Hezbollah’s attack on the IDF was also a success. Hezbollah launched several suicide attacks against the Israeli forces in Lebanon, and by 1985, had withdrawn from most of Lebanon, establishing a “security zone” in South Lebanon. Nevertheless, Hezbollah continued its relentless offensive. The remaining Christian forces (South Lebanon Army) were now almost totally wiped out, as Hezbollah launched waves of attacks, against both Israeli troops and citizens. Israel, however, continued to launch counter-offensives in Lebanon.

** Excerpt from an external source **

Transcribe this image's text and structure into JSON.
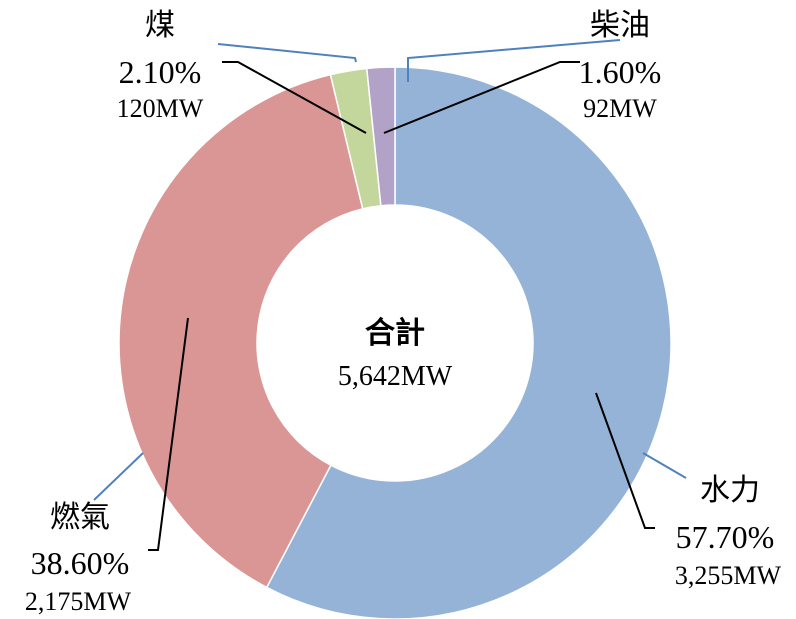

In 1989, the Taif Agreement was signed, officially bringing the Lebanese civil war to an end. Syrian forces finally withdrew from Lebanon in 2005, ending a 29 year involvement in Lebanon. However, other parts of the Taif Agreement were not honored, most notably the disarmament clause, which stated that all parties were to disarm. Hezbollah did not abide by this, because none of the parties involved in the war trusted each other. Hezbollah’s refusal to disarm led to further conflict in Southern Lebanon, including a deadly Israeli air-raid in 1996 as retaliation for Hezbollah’s shelling of Northern Israel. Nevertheless, by 2000, Israeli forces withdrew from Lebanon, although they continue to dispute territory with Hezbollah and Lebanon. This disputed territory does occasionally lead to conflict between Hezbollah and Israel, most notably in 2006. Hezbollah, backed by Lebanon, Syria, and Iran, had continued artillery fire into Northern Israel, and Israel retaliated in 2006, with bombings and blockades of Lebanon, killing over 1000 Lebanese civilians. However, the war was a stalemate.
The effects of the Lebanese civil war are still apparent today. Osama Bin Laden cited the siege of Beirut as justification for 9/11. Hezbollah is still an active political party in Lebanon, and they are also visible in Palestine, where they engage in cross-border fire with Israel. Regardless, the Lebanese civil war was no doubt one of the most brutal, bloody, and complex civil wars in history. Unfortunately, it looks like Syria may be going the same way as Lebanon.